The performance of ML models is dependent of their training data and of the training method that is used to shape them. Data poisoning attacks aims at inserting wrong data samples in the training dataset, to manipulate the model behavior at runtime. It is possible for internal or external actors to insert those backdoor by corrupting some dataset sample values and/or labels.

Fault Injection Attacks (FIA).

Machine learning systems can also be the target of physical attacks. With a fault injection attack, it was shown that it is possible to skip instruction in the activation functions of deep neural networks with laser injection and therefore modify the output of the ML system . Model parameters weights can also be target of FIA, using cheaper injection means like clock glitching.

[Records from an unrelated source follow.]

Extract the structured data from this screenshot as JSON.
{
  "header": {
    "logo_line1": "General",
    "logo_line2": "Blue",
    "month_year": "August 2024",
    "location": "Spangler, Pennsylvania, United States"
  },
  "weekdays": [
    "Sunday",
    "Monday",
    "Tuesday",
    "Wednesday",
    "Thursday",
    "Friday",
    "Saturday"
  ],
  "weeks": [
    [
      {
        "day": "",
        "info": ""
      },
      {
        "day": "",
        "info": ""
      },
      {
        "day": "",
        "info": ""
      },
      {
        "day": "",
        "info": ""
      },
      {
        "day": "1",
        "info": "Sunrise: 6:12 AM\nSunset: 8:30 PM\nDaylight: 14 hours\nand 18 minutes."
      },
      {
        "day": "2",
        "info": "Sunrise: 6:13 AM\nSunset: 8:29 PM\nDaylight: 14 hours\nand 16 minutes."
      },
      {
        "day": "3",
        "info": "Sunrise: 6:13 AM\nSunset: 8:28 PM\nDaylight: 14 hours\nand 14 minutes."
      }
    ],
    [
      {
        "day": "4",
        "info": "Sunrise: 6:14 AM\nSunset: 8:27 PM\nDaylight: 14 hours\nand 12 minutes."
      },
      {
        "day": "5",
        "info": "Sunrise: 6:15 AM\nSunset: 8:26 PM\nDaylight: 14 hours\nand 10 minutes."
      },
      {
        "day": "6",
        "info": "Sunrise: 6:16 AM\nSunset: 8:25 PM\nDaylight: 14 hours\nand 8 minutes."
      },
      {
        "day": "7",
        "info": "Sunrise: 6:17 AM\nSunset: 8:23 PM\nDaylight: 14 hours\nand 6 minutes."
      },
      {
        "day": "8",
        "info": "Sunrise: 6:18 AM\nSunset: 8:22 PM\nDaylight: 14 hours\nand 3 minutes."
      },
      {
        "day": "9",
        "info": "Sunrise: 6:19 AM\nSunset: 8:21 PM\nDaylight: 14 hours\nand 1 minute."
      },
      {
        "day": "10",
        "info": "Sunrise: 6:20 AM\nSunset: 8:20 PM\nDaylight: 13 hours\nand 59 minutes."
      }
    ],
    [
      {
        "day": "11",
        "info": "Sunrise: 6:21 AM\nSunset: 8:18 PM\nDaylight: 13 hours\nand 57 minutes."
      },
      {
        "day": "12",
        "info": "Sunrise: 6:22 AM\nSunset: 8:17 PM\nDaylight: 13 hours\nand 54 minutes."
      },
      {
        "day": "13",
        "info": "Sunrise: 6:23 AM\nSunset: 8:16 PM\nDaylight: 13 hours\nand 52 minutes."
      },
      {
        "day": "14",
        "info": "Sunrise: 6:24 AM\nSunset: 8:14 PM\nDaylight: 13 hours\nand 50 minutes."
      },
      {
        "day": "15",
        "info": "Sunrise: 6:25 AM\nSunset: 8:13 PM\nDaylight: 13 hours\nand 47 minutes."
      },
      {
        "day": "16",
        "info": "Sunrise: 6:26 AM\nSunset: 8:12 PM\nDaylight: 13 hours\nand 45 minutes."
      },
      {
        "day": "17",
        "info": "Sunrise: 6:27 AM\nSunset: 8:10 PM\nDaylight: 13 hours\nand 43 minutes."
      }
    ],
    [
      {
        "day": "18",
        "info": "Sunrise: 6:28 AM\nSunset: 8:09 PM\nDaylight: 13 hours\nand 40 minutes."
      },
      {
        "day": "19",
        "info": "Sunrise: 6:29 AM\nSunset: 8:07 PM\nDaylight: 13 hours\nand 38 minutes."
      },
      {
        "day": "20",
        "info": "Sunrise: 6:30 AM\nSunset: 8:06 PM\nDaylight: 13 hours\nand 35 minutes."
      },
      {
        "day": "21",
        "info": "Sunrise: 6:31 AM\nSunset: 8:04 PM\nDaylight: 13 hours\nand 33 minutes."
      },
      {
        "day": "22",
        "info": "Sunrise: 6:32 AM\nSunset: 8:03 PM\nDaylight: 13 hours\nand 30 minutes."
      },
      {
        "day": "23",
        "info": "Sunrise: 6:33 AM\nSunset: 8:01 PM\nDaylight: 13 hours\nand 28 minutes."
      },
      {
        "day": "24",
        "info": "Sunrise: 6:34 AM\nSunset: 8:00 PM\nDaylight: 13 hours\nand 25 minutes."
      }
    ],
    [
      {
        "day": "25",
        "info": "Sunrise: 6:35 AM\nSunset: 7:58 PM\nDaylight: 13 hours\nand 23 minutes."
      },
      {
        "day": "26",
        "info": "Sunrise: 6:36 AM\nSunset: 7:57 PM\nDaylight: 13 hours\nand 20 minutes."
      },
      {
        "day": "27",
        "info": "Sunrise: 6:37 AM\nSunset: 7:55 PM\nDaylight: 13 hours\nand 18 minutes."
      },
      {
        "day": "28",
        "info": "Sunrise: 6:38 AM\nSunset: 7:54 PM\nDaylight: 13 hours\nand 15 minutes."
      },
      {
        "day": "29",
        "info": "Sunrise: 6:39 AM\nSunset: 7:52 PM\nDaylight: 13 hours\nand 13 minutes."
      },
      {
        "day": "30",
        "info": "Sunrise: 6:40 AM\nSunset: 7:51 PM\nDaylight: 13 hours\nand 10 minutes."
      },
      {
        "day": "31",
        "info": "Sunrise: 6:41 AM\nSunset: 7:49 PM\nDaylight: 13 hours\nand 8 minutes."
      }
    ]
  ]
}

Side Channel Attacks (SCA) and Reverse Engineering

Side channel analysis has also been used to spy on private data of AI systems: for example, on the input images of an AI accelerator through power analysis [5], or to extract the weights of neural network through EM emanation from a processor like Cortex M7 [6]. The outcome of the latter attack is completely different from the above-mentioned evasion examples: here, the objective is more about reverse engineering the architecture and/or the internal parameters of the model in order to clone it, which constitutes an infringement of the AI Intellectual Property. This type of threat concerns mostly IP protected AI where model parameters are kept secret, which is also often the case in AI as a Service (AIaaS) applications.

Attacks on AIaaS

Indeed, many AI applications offer their functionalities as cloud services, the most common being Large Language Models (LLM) and particularly ChatGPT. In that case, AI models are black boxes that can be queried from remote to produce an output which is sent back to the user. In such a context, AI model parameters and training data are valuable assets that are therefore kept secret and unknown to the user. The training data is also sensitive as it may contain private or personally identifiable information (PIIs).

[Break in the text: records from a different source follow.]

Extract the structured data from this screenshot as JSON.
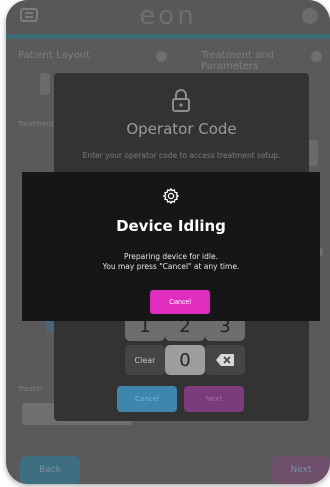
{
  "app": {
    "brand": "eon"
  },
  "background": {
    "left_label": "Patient Layout",
    "right_label": "Treatment and Parameters",
    "side_label": "Treatment",
    "bottom_label": "Treatm",
    "bottom_left_btn": "Back",
    "bottom_right_btn": "Next"
  },
  "operator_modal": {
    "title": "Operator Code",
    "description": "Enter your operator code to access treatment setup.",
    "keypad": {
      "k1": "1",
      "k2": "2",
      "k3": "3",
      "clear": "Clear",
      "k0": "0"
    },
    "cancel_label": "Cancel",
    "next_label": "Next"
  },
  "idle_modal": {
    "title": "Device Idling",
    "line1": "Preparing device for idle.",
    "line2": "You may press \"Cancel\" at any time.",
    "cancel_label": "Cancel"
  },
  "colors": {
    "accent": "#e02cbf",
    "teal": "#3d6e73",
    "overlay": "#161616"
  }
}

Those AIaaS applications are targeted by different types of attacks: model extraction or cloning, as discussed, as well as model inversion attacks and the recent Membership Inference Attacks (MIA) which aim at obtaining information about the training data of a model. MIAs query the model to determine from its output whether a particular data sample was used during its training or not, while model inversion attacks downright aim at reconstructing the entire training dataset.

Lastly, it is also possible to create Denial of Service attacks on AIaaS systems by submerging them with large amounts of request of by crafting specific inputs that cause the ML system to use a lot of resources.

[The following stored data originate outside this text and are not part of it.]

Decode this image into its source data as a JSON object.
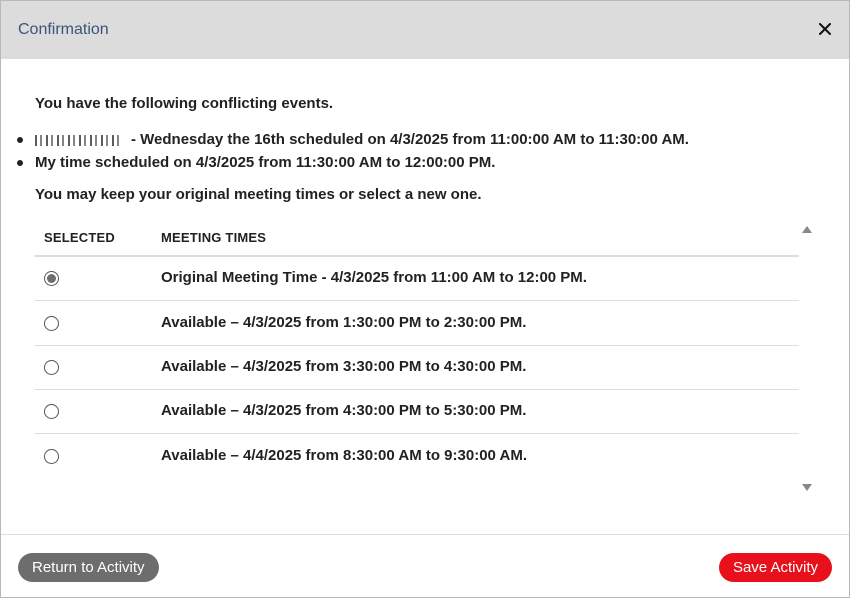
{
  "dialog": {
    "title": "Confirmation",
    "close_icon": "close-icon"
  },
  "content": {
    "intro": "You have the following conflicting events.",
    "conflicts": [
      {
        "redacted": true,
        "text": "- Wednesday the 16th scheduled on 4/3/2025 from 11:00:00 AM to 11:30:00 AM."
      },
      {
        "redacted": false,
        "text": "My time scheduled on 4/3/2025 from 11:30:00 AM to 12:00:00 PM."
      }
    ],
    "note": "You may keep your original meeting times or select a new one."
  },
  "table": {
    "headers": {
      "selected": "SELECTED",
      "meeting_times": "MEETING TIMES"
    },
    "rows": [
      {
        "label": "Original Meeting Time - 4/3/2025 from 11:00 AM to 12:00 PM.",
        "selected": true
      },
      {
        "label": "Available – 4/3/2025 from 1:30:00 PM to 2:30:00 PM.",
        "selected": false
      },
      {
        "label": "Available – 4/3/2025 from 3:30:00 PM to 4:30:00 PM.",
        "selected": false
      },
      {
        "label": "Available – 4/3/2025 from 4:30:00 PM to 5:30:00 PM.",
        "selected": false
      },
      {
        "label": "Available – 4/4/2025 from 8:30:00 AM to 9:30:00 AM.",
        "selected": false
      }
    ]
  },
  "footer": {
    "return_label": "Return to Activity",
    "save_label": "Save Activity"
  },
  "colors": {
    "header_bg": "#dcdcdc",
    "title_text": "#3b5577",
    "save_button": "#e8101a",
    "return_button": "#6d6d6d"
  }
}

Threats and vulnerabilities trends for 2024.

2023 and 2024 saw the rise of ChatGPT, and inevitably of the associated risks. The language model has now more than 180 million users, and is being used daily by engineers, developers, etc. for their work. First, there has been concerns that ChatGPT would be used by hackers to automatically craft malicious phishing emails that would be impossible to distinguish from one written by a human. Even more concerning, it was discovered that cybercriminals were using ChatGPT to create new hacking tools and malware, despite some protections present in the tool to avoid those malicious usages. Lastly, private data of users, including chat history has already leaked because of a vulnerability in the Redis library.

All those recent events have helped the industry to become more aware of the security risks related to the massive usage of Artificial Intelligence, and a lot of companies have banned the usage of tools like ChatGPT. By extension, AI leaders should also become more conscious of the variety of attacks targeting AI systems.

Lastly, in 2023, ATLAS Mitre has expanded its database to include a classification of mitigations for adversarial machine learning. Researchers and industrials can now rely on this knowledge base to choose appropriate countermeasures for their AI applications. However, AI still need to be tested thoroughly to ensure that it is robust against a given threat.